0

I want to find the index of multiple occurrences of at least two zeros followed by at least two ones (e.g., '0011','00011', '000111' and so on), from a string (called 'S') The string S may look like:

'00111001100011'

The code I tried can only spot occurrences of '0011', and strangely returns the index of the first '1'. For example for the S above, my code returns 2 instead of 0:

index = []
index = [n for n in range(len(S)) if S.find('0011', n) == n]

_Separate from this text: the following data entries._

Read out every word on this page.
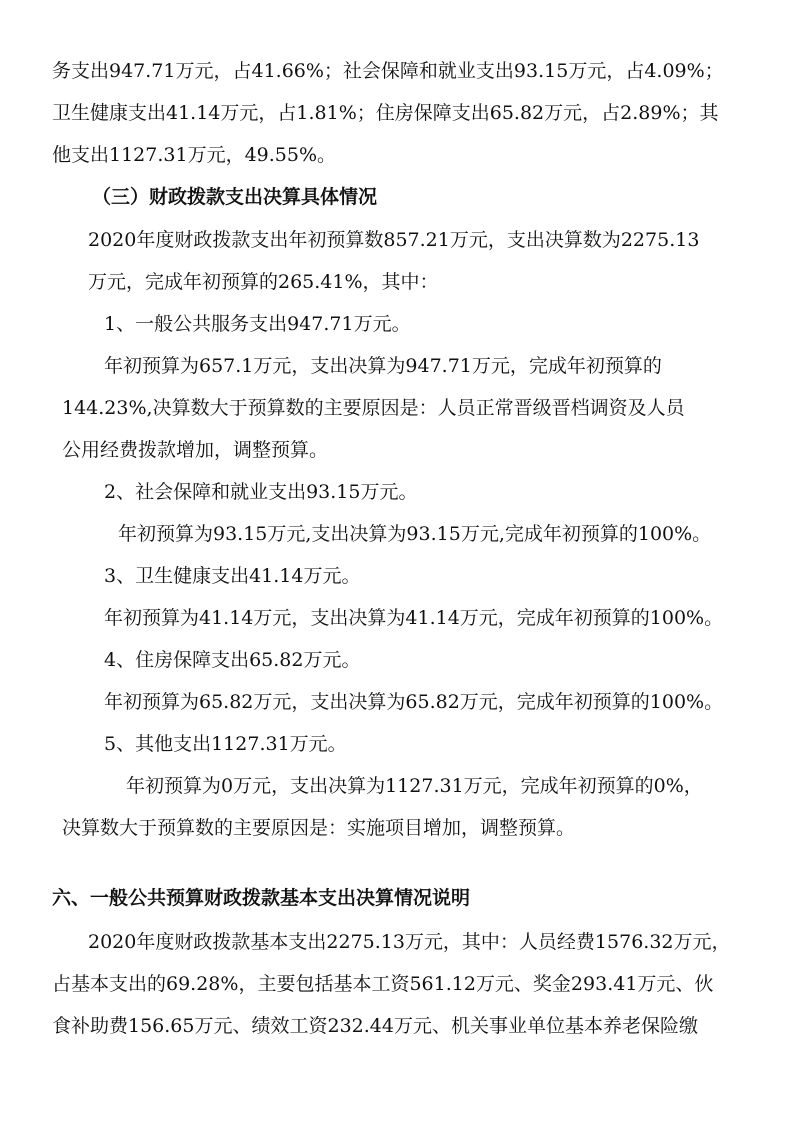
务支出947.71万元，占41.66%；社会保障和就业支出93.15万元，占4.09%；
卫生健康支出41.14万元，占1.81%；住房保障支出65.82万元，占2.89%；其
他支出1127.31万元，49.55%。
（三）财政拨款支出决算具体情况
2020年度财政拨款支出年初预算数857.21万元，支出决算数为2275.13
万元，完成年初预算的265.41%，其中：
1、一般公共服务支出947.71万元。
年初预算为657.1万元，支出决算为947.71万元，完成年初预算的
144.23%,决算数大于预算数的主要原因是：人员正常晋级晋档调资及人员
公用经费拨款增加，调整预算。
2、社会保障和就业支出93.15万元。
年初预算为93.15万元,支出决算为93.15万元,完成年初预算的100%。
3、卫生健康支出41.14万元。
年初预算为41.14万元，支出决算为41.14万元，完成年初预算的100%。
4、住房保障支出65.82万元。
年初预算为65.82万元，支出决算为65.82万元，完成年初预算的100%。
5、其他支出1127.31万元。
年初预算为0万元，支出决算为1127.31万元，完成年初预算的0%，
决算数大于预算数的主要原因是：实施项目增加，调整预算。
六、一般公共预算财政拨款基本支出决算情况说明
2020年度财政拨款基本支出2275.13万元，其中：人员经费1576.32万元，
占基本支出的69.28%，主要包括基本工资561.12万元、奖金293.41万元、伙
食补助费156.65万元、绩效工资232.44万元、机关事业单位基本养老保险缴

Then I tried to use regular expression but I the regex I found can't express the specific digit I want (like '0' and '1')

Could anyone kindly come up with a solution, and tell me why my first result returns index of '1' instead of '0'? Lot's f thanks in advance!!!!!

  • Correcting `string` to `S`, and changing `n-1` to `n` (I don't know why you thought it was necessary to subtract 1), this works fine. What's the problem? – TigerhawkT3 Feb 16 '17 at 18:16
  • 1
    I'm no regexp buff but what's wrong with `00+11+`? – Paul Panzer Feb 16 '17 at 18:23
  • A simple translation of your pattern into regex could be `0{2,}1{2,}` – juanpa.arrivillaga Feb 16 '17 at 18:26
  • `can't express the specific digit I want (like '0' and '1')` sure it can. –  Feb 16 '17 at 18:26
  • @PaulPanzer I think rather `0+1+` since you want at least *two* of each. In any event, laziness vs eagerness will have to be specified by the OP – juanpa.arrivillaga Feb 16 '17 at 18:27
  • 2
    @juanpa.arrivillaga - `0+1+` will accept one of each. `00+11+` is "0, then one or more 0s, then 1, then one or more 1s." The OP's code basically works anyway. – TigerhawkT3 Feb 16 '17 at 18:29
  • Corrected, thanks! My problem is that I can only find '0011', but I want the occurrence of at least two 0's followed by at least two 1's ( '0011' or 0001111' or '00111' or '000011' from the string S and find out the index of the first '0' if it's followed by more than two 0's and 1's (sorry a bit confusing). For example, for the S above, I want to return [0, 5, 9] – June_Stephanie Feb 16 '17 at 18:29
  • @TigerhawkT3 oops, you're right. This is why I tend to use the curly bracket quantifiers... – juanpa.arrivillaga Feb 16 '17 at 18:30
  • @juanpa.arrivillaga doesn't '0+' match _one_ ore more occurrences? – Paul Panzer Feb 16 '17 at 18:32
  • @June_Stephanie, don't reinvent the wheel, just use a regex as suggested in comments above. – Thierry Lathuille Feb 16 '17 at 18:33
  • @PaulPanzer yes, yes. My mistake :) – juanpa.arrivillaga Feb 16 '17 at 18:33
  • @PaulPanzer I tried 00+11+ but the index list returns empty. So I assume python recognize the expression as a string instead of repex. So Python searches for '00+11+' in S (and finds nothing). – June_Stephanie Feb 16 '17 at 18:35
  • It works for me try: `template = re.compile('00+11+')` and then `for m in template.finditer():` this should cycle through all occurrences. m will be match objects. Just play with them, they'll give the index and substring – Paul Panzer Feb 16 '17 at 18:43
  • "I assume python recognize the expression as a string instead of repex" - Did you make any effort to use a regular expression, or did you just pass `'00+11+'` to `S.find`? – TigerhawkT3 Feb 16 '17 at 18:43
  • @TigerhawkT3 I got stuck on this for at least one hour and asking here is my last resort. I search Stackoverflow for similar questions, learn regex on regex101.com, and using different functions and modules appears useful. But nothing works for me. Thanks for helping though. – June_Stephanie Feb 16 '17 at 18:50

1 Answers1

2

In the following code the regex defines a single instance of the required pattern of digits. Then uses the finditer iterator of the regex to identify successive matches in the given string S. match.start() gives the starting position of each of these matches, and the entire list is returned to starts.

S = '00111001100011'
r = re.compile(r'(0{2,}1{2,})')
starts = [match.start() for match in r.finditer(S)]
print(starts)
# [0, 5, 9]
Bill Bell
  • 21,021
  • 5
  • 43
  • 58
Thierry Lathuille
  • 23,663
  • 10
  • 44
  • 50